Enfin ne craignez pas la "puissance" de Pôle emploi ("David contre Goliath", "le pot de terre contre le pot de fer", etc.) car nous vivons dans un État de droits et si vos droits ont bien été spoliés, vous obtiendrez réparation. Il arrive régulièrement que Pôle emploi soit condamné face à un particulier, il y a par exemple le cas cité plus haut et la même année 2012 une autre demandeuse d'emploi obtenait également réparation à titre rétroactif. Tout récemment, c'est un intermittent du spectacle qui obtenait aussi gain de cause.

Restez zen !

Pour terminer, il est essentiel que dans vos échanges avec les salariés Pôle emploi vous n'ayez pas recours à l'agressivité ! Vous pouvez adopter une posture déterminée mais vous devez rester courtois·e, vous risqueriez sinon d'être vous-même poursuivi·e par l'institution et vous pourriez susciter un blocage qui nuirait à la réparation directe ou amiable de votre situation.

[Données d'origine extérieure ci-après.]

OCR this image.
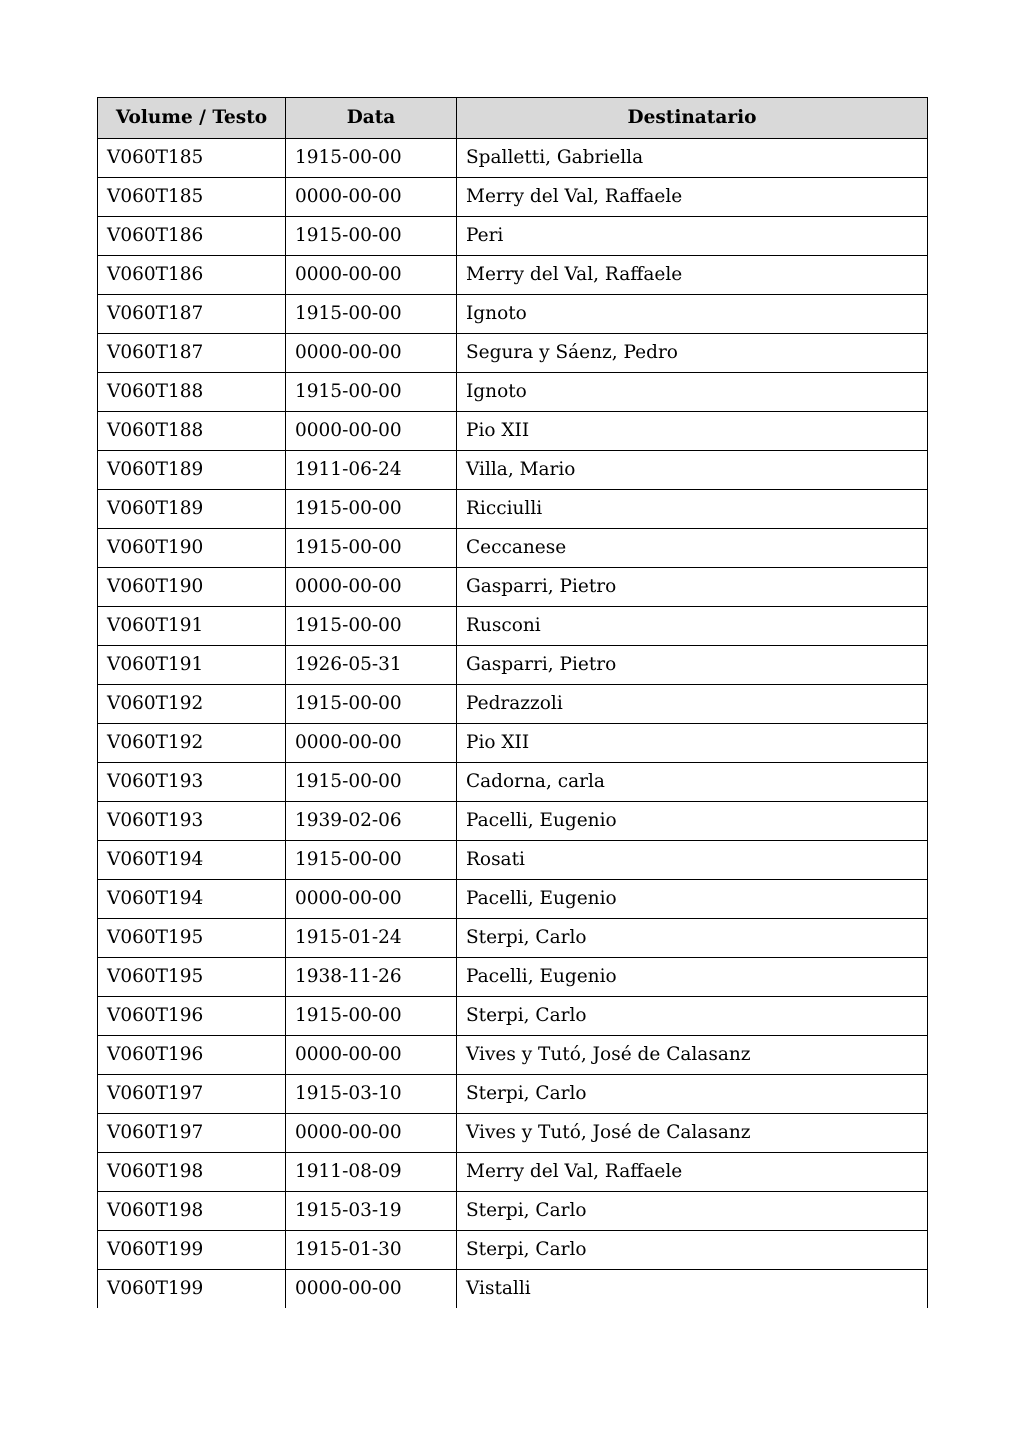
Volume / Testo	Data	Destinatario
V060T185	1915-00-00	Spalletti, Gabriella
V060T185	0000-00-00	Merry del Val, Raffaele
V060T186	1915-00-00	Peri
V060T186	0000-00-00	Merry del Val, Raffaele
V060T187	1915-00-00	Ignoto
V060T187	0000-00-00	Segura y Sáenz, Pedro
V060T188	1915-00-00	Ignoto
V060T188	0000-00-00	Pio XII
V060T189	1911-06-24	Villa, Mario
V060T189	1915-00-00	Ricciulli
V060T190	1915-00-00	Ceccanese
V060T190	0000-00-00	Gasparri, Pietro
V060T191	1915-00-00	Rusconi
V060T191	1926-05-31	Gasparri, Pietro
V060T192	1915-00-00	Pedrazzoli
V060T192	0000-00-00	Pio XII
V060T193	1915-00-00	Cadorna, carla
V060T193	1939-02-06	Pacelli, Eugenio
V060T194	1915-00-00	Rosati
V060T194	0000-00-00	Pacelli, Eugenio
V060T195	1915-01-24	Sterpi, Carlo
V060T195	1938-11-26	Pacelli, Eugenio
V060T196	1915-00-00	Sterpi, Carlo
V060T196	0000-00-00	Vives y Tutó, José de Calasanz
V060T197	1915-03-10	Sterpi, Carlo
V060T197	0000-00-00	Vives y Tutó, José de Calasanz
V060T198	1911-08-09	Merry del Val, Raffaele
V060T198	1915-03-19	Sterpi, Carlo
V060T199	1915-01-30	Sterpi, Carlo
V060T199	0000-00-00	Vistalli
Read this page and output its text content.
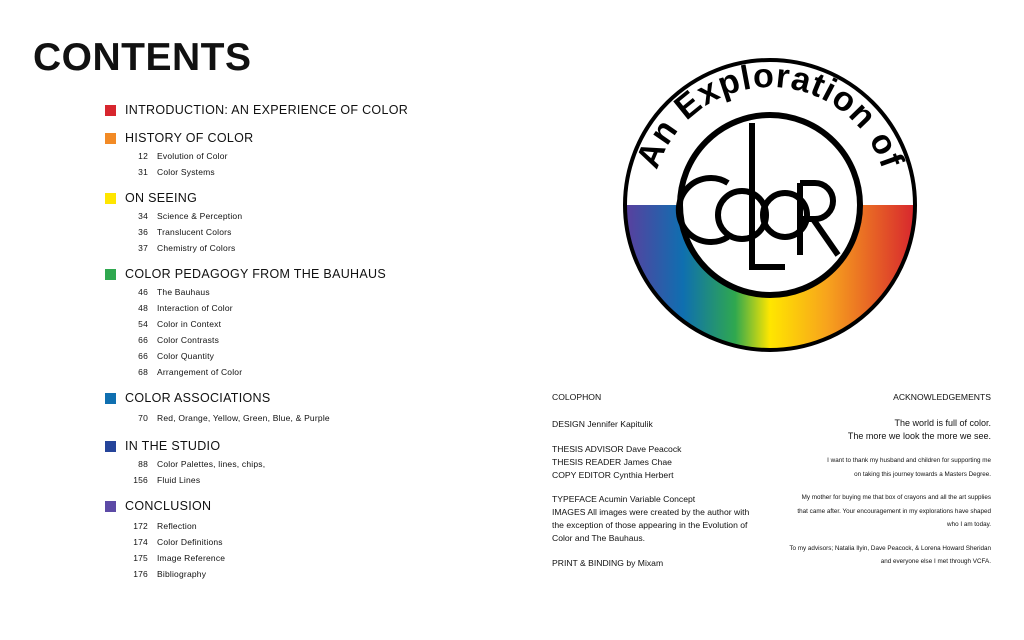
CONTENTS
INTRODUCTION: AN EXPERIENCE OF COLOR
HISTORY OF COLOR
12 Evolution of Color
31 Color Systems
ON SEEING
34 Science & Perception
36 Translucent Colors
37 Chemistry of Colors
COLOR PEDAGOGY FROM THE BAUHAUS
46 The Bauhaus
48 Interaction of Color
54 Color in Context
66 Color Contrasts
66 Color Quantity
68 Arrangement of Color
COLOR ASSOCIATIONS
70 Red, Orange, Yellow, Green, Blue, & Purple
IN THE STUDIO
88 Color Palettes, lines, chips,
156 Fluid Lines
CONCLUSION
172 Reflection
174 Color Definitions
175 Image Reference
176 Bibliography
An Exploration of
COLOPHON
DESIGN Jennifer Kapitulik
THESIS ADVISOR Dave Peacock
THESIS READER James Chae
COPY EDITOR Cynthia Herbert
TYPEFACE Acumin Variable Concept
IMAGES All images were created by the author with
the exception of those appearing in the Evolution of
Color and The Bauhaus.
PRINT & BINDING by Mixam
ACKNOWLEDGEMENTS
The world is full of color.
The more we look the more we see.
I want to thank my husband and children for supporting me
on taking this journey towards a Masters Degree.
My mother for buying me that box of crayons and all the art supplies
that came after. Your encouragement in my explorations have shaped
who I am today.
To my advisors; Natalia Ilyin, Dave Peacock, & Lorena Howard Sheridan
and everyone else I met through VCFA.
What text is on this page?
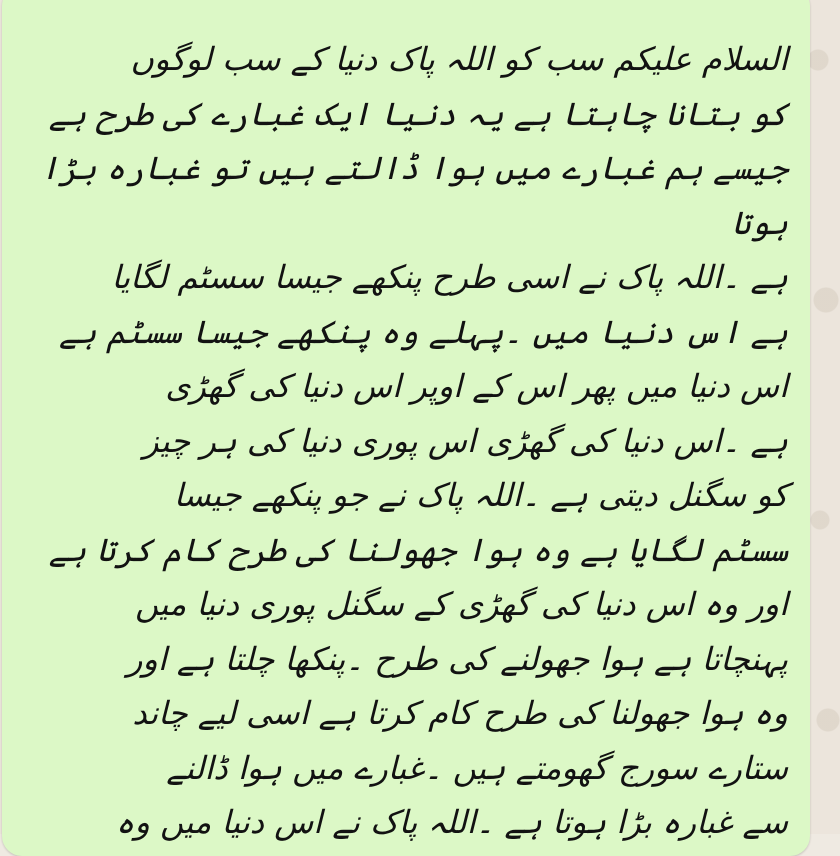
السلام علیکم سب کو اللہ پاک دنیا کے سب لوگوں
کو بتانا چاہتا ہے یہ دنیا ایک غبارے کی طرح ہے
جیسے ہم غبارے میں ہوا ڈالتے ہیں تو غبارہ بڑا ہوتا
ہے ۔اللہ پاک نے اسی طرح پنکھے جیسا سسٹم لگایا
ہے اس دنیا میں ۔پہلے وہ پنکھے جیسا سسٹم ہے
اس دنیا میں پھر اس کے اوپر اس دنیا کی گھڑی
ہے ۔اس دنیا کی گھڑی اس پوری دنیا کی ہر چیز
کو سگنل دیتی ہے ۔اللہ پاک نے جو پنکھے جیسا
سسٹم لگایا ہے وہ ہوا جھولنا کی طرح کام کرتا ہے
اور وہ اس دنیا کی گھڑی کے سگنل پوری دنیا میں
پہنچاتا ہے ہوا جھولنے کی طرح ۔پنکھا چلتا ہے اور
وہ ہوا جھولنا کی طرح کام کرتا ہے اسی لیے چاند
ستارے سورج گھومتے ہیں ۔غبارے میں ہوا ڈالنے
سے غبارہ بڑا ہوتا ہے ۔اللہ پاک نے اس دنیا میں وہ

L'erreur est humaine donc un peu d'indulgence en premier lieu. Quant aux usages illégaux de Pôle emploi, n'oubliez pas que les salariés font avant tout confiance à leur hiérarchie et que même s'ils agissaient en pleine conscience, il n'est pas aisé de prendre le risque de représailles par son employeur. Si vous êtes dans votre bon droit, d'une manière ou d'une autre votre démarche aboutira à une réparation.

Et ne restez pas seul·e !

Pour vous épauler en cas de difficultés avec votre agence Pôle emploi, ou tout simplement pour exprimer votre opinion sur vos droits, vous disposez dans votre département d'organisations associatives ou syndicales qui siègent au sein des comités de liaison.